Air Berlins einstiger Hauptaktionär Etihad hat viele Fehler gemacht – die letzte Hilfszusage könnte sich als der größte herausstellen. Während sich die Lufthansa im vergangenen Frühjahr bereits akribisch auf die Pleite des größten innerdeutschen Konkurrenten vorbereitete, wollte die alte Etihad-Führung das Desaster selbst kurz vor dem Absturz augenscheinlich immer noch nicht wahrhaben. Anders lässt sich die abermalige Finanzgarantie von Ende April 2017 nicht erklären.

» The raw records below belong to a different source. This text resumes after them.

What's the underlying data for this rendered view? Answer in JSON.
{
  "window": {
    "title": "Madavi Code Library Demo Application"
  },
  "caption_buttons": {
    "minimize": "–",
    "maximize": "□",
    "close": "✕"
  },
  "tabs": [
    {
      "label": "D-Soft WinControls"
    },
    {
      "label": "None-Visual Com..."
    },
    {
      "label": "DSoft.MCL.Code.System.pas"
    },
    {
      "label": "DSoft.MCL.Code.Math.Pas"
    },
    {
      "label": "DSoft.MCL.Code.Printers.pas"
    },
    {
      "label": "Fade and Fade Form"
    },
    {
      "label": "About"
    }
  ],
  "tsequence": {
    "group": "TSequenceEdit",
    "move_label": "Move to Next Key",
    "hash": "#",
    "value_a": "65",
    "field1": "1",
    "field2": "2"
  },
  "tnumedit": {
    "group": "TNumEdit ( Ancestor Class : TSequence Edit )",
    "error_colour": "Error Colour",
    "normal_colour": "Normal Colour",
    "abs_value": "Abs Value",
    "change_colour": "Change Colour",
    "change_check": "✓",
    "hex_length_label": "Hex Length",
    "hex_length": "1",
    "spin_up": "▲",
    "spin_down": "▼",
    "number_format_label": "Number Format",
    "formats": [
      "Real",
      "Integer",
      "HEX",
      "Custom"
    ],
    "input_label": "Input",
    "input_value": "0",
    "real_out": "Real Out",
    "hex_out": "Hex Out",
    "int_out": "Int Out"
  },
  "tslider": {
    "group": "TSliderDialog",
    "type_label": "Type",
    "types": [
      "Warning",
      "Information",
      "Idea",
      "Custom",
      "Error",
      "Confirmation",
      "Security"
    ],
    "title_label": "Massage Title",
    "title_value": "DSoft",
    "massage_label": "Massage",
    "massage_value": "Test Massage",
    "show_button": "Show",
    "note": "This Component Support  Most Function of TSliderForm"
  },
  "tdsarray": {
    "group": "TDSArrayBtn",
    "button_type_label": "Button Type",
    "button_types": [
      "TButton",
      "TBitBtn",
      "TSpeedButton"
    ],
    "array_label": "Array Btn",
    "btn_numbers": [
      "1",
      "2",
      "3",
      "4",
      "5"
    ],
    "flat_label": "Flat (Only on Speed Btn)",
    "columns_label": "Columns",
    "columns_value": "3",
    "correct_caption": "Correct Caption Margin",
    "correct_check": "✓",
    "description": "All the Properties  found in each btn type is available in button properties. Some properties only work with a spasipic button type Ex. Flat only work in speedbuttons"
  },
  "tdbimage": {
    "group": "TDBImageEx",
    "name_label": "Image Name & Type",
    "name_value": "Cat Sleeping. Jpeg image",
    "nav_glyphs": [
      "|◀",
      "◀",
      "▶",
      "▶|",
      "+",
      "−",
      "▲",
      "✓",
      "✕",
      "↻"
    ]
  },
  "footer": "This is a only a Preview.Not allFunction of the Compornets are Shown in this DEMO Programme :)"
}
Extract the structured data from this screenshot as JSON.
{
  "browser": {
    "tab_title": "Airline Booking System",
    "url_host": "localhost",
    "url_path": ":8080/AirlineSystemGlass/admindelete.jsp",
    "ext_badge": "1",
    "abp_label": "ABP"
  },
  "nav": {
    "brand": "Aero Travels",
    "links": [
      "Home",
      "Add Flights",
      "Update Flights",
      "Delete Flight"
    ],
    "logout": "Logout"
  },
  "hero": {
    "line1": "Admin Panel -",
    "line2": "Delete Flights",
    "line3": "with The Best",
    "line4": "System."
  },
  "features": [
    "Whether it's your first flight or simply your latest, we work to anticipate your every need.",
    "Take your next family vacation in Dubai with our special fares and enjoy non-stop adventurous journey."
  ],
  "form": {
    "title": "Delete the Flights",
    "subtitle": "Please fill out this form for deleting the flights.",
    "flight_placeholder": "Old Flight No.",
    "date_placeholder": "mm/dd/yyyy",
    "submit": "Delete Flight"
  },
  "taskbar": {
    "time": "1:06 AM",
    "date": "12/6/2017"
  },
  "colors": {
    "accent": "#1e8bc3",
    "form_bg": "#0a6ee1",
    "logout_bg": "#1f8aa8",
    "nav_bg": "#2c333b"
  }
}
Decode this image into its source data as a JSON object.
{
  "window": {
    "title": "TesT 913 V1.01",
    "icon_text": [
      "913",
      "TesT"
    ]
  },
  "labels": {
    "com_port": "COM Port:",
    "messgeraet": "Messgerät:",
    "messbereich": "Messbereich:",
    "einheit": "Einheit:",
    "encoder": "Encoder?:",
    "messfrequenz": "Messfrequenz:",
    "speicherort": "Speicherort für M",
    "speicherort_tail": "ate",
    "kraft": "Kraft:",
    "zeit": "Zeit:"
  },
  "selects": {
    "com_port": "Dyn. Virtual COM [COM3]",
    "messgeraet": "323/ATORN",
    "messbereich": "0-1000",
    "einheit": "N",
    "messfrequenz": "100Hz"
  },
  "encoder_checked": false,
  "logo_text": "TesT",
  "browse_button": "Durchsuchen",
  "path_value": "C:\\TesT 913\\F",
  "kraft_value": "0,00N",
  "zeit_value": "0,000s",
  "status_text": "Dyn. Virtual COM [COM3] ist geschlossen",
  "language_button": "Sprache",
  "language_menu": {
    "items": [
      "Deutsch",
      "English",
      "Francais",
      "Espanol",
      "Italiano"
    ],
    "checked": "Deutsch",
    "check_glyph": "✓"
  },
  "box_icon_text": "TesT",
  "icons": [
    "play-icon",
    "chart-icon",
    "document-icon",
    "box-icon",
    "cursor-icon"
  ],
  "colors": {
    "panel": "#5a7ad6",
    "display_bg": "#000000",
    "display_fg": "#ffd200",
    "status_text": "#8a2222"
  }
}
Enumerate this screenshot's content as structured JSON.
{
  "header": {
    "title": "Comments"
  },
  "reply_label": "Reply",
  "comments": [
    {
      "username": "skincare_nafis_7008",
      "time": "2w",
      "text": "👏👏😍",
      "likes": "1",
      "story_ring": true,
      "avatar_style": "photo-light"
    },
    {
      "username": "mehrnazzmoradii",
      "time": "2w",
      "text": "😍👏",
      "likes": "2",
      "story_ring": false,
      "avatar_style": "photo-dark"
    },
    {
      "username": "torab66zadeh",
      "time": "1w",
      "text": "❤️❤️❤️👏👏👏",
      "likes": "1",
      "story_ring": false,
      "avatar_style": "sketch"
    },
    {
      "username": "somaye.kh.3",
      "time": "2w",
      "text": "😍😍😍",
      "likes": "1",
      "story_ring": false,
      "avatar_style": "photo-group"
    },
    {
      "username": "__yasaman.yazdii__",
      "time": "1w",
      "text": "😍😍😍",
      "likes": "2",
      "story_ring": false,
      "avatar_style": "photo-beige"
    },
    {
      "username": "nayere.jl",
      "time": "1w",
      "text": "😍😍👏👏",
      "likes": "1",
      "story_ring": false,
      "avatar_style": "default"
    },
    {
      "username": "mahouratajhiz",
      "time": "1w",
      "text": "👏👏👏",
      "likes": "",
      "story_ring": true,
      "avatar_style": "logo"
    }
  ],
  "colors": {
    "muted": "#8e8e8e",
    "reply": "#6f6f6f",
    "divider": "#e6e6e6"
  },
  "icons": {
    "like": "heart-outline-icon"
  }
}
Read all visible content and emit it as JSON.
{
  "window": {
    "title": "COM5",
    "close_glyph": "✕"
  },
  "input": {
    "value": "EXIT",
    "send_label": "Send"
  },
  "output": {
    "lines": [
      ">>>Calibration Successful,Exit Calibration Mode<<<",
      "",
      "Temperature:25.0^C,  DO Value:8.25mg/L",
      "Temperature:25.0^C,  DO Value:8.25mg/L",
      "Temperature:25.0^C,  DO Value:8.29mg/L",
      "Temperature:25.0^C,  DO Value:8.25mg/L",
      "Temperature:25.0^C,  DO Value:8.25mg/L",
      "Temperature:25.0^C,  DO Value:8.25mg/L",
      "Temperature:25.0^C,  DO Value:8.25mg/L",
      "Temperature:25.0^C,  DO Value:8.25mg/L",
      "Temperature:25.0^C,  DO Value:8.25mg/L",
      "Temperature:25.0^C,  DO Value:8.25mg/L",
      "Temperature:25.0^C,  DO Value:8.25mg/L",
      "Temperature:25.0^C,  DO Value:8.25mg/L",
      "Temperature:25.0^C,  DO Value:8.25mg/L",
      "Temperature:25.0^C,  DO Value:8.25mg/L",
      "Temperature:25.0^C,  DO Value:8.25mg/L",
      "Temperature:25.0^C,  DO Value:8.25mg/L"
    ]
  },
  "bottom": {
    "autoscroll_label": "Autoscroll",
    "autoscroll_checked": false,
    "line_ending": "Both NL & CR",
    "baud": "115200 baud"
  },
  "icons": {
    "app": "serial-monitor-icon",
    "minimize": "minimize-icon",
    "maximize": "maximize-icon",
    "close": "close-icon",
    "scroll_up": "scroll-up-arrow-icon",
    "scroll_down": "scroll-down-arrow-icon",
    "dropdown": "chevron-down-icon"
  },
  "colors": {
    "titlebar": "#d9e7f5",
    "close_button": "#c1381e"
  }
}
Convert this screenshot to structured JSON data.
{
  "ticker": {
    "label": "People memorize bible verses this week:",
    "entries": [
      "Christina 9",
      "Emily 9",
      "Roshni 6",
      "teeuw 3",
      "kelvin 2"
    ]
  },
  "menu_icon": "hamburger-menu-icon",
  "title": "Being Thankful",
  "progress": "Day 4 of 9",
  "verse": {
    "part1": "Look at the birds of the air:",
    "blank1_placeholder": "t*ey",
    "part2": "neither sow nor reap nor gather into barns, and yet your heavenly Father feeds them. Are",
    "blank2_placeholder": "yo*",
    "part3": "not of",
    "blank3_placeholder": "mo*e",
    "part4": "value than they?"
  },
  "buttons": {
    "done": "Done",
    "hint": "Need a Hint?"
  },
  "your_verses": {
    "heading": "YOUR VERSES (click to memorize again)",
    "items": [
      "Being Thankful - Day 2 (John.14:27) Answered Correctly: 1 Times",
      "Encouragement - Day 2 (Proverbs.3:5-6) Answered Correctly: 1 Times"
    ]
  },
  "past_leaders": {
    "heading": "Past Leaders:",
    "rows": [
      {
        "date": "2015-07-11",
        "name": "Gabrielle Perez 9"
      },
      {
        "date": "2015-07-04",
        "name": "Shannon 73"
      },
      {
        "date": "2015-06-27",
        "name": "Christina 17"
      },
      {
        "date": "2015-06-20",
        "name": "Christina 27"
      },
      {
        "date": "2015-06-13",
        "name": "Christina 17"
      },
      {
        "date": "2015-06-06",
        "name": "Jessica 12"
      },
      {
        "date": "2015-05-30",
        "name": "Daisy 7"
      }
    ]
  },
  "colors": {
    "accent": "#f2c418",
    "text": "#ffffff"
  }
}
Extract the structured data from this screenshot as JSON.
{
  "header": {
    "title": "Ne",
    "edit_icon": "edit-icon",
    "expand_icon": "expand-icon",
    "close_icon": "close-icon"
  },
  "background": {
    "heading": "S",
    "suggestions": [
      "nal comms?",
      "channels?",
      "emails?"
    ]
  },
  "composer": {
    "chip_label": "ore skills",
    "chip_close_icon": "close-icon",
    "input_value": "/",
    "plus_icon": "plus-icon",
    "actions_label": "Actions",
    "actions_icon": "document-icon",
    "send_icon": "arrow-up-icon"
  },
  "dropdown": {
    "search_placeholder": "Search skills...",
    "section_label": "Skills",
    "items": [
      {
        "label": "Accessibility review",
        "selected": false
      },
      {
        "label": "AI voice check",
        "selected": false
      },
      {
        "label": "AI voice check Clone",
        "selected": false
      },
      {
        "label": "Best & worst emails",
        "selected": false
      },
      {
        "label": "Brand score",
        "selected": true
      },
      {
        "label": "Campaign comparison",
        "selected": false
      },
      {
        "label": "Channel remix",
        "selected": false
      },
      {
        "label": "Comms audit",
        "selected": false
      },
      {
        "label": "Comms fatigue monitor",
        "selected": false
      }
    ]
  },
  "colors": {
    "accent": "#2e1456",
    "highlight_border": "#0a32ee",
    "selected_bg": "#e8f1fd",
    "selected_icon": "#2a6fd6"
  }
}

Die Verdrängungsleistung in Abu Dhabi muss beachtlich gewesen sein: Seit dem Börsengang 2006 hatte Air Berlin Monat für Monat rund 25 Millionen Euro Verlust eingeflogen – bis zur Einstellung des Betriebs kam so eine Summe von rund 3 Milliarden Euro zusammen. Diese niederschmetternden Zahlen waren Jahr für Jahr in der Bilanz nachzulesen. Dennoch haben sie bei Etihad erst zu einem Kurswechsel geführt, als es dafür schon viel zu spät war. Das lange Herauszögern des Unausweichlichen hat die arabische Gesellschaft bereits viel Geld gekostet – nach Lage der Dinge könnte das Engagement bei Air Berlin für Etihad noch einmal deutlich teurer werden.